If you don't really care about and root for that couple, the show is toast. But you do care about them at the Marriott, not least because Alex Goodrich, who wisely has dialed back his comic wackiness, and Elizabeth Telford, whose heart seems to ooze warmth and uncertainty, turn in such honest, vulnerable and essentially realistic performances. This is perhaps Thielen's best work at the Marriott: he's found a way to keep a relentless focus on the show's humanity and honesty. That means the show also has license to be funny, with gags flowing from Steven Strafford, who plays the head waiter, the man forever striving to maintain a romantic atmosphere despite his customers' inability to calm the heck down.

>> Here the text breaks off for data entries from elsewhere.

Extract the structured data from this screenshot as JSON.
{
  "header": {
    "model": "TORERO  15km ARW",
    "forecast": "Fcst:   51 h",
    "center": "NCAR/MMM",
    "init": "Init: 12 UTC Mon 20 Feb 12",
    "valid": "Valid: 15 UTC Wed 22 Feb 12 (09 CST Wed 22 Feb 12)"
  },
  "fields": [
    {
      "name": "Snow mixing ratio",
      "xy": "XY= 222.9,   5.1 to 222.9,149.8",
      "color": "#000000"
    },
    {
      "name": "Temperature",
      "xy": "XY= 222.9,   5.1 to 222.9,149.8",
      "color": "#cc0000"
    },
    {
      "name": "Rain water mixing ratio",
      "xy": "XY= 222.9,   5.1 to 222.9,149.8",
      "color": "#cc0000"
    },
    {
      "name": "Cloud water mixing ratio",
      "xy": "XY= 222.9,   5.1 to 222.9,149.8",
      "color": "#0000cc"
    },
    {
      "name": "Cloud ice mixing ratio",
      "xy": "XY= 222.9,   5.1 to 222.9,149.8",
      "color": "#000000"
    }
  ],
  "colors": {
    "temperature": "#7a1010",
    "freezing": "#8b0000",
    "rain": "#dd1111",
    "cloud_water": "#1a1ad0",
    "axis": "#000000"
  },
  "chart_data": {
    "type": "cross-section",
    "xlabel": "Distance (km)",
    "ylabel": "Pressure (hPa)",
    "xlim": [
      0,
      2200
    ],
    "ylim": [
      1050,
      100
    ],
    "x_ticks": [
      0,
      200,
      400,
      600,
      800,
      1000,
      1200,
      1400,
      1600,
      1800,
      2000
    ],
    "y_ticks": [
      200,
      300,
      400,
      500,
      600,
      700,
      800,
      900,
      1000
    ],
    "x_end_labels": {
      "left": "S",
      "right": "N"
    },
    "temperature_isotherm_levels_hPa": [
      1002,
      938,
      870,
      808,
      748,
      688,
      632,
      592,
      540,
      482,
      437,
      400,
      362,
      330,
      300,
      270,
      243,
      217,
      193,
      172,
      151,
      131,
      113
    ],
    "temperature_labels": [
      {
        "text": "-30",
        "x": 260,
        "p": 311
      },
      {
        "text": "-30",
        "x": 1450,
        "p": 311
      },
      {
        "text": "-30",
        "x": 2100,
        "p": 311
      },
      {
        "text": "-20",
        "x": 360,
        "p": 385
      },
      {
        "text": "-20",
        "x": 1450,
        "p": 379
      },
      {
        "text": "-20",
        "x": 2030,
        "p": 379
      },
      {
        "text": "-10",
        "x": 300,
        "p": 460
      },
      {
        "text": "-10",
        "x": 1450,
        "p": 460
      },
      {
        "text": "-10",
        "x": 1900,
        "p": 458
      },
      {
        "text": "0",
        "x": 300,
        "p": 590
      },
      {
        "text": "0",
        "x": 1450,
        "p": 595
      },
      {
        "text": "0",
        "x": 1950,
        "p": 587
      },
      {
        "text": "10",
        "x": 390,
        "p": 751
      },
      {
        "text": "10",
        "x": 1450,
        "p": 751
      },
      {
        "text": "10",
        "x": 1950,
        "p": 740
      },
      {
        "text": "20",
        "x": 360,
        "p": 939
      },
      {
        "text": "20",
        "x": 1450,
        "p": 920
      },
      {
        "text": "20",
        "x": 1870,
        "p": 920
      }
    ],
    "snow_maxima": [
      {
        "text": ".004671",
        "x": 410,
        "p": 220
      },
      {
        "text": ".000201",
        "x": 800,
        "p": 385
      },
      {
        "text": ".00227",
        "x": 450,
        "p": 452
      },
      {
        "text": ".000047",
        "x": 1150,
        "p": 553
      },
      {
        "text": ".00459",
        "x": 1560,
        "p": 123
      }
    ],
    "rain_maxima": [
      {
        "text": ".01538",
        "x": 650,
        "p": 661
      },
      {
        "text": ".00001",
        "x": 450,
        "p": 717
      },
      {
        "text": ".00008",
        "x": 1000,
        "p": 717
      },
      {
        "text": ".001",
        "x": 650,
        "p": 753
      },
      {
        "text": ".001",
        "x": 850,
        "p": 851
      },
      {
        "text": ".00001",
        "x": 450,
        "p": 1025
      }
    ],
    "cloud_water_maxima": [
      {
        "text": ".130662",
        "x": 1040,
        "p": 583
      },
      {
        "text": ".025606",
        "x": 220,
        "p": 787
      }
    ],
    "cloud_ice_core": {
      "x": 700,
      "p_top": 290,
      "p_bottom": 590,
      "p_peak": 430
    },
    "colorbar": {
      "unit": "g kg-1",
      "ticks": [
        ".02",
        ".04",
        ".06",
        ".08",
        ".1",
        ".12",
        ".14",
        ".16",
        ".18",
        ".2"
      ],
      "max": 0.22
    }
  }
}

Everybody here has poignancy, from the terrific Jessica Naimy, who plays the racier woman in the shop and still makes her real, to James Earl Jones II, who makes a kind-hearted best friend to all, to Terry Hamilton, who plays the patriarch of the business and who avoids any managerial huffing and puffing as the clerks are managed and cajoled. Even though this is a smaller role, Hamilton still crafts a performance that suggests empathy for the problems of a small-business owner, which have not changed much since 1963.


And the vocal interpretations of this exquisite song suite, under the musical direction of Matt Deitchman, are mostly excellent.


I suspect Thielen was newly intrigued by this title after the successful Broadway revival at the Roundabout Theatre last year, a well-received production that brought attention to a quieter little show that, in a fine production like this one, can make you feel truly nostalgic for the dying retail age.


This material is not about to cause a sudden youth explosion at the Marriott Theatre, but that doesn't mean it lacks relevance. If you know this piece, you'll recall there is a little gimmick where the clerks sing their thanks to every customer as she leaves. I've seen that come off as forced, but in this production, it feels organic. And the face of the ensemble actress Cassie Slater, which gets sung to a lot, for its owner has to play many different customers, lights up differently each time.


But always with a reminder that we ordinary folks like it a whole lot when we're treated special in a shop.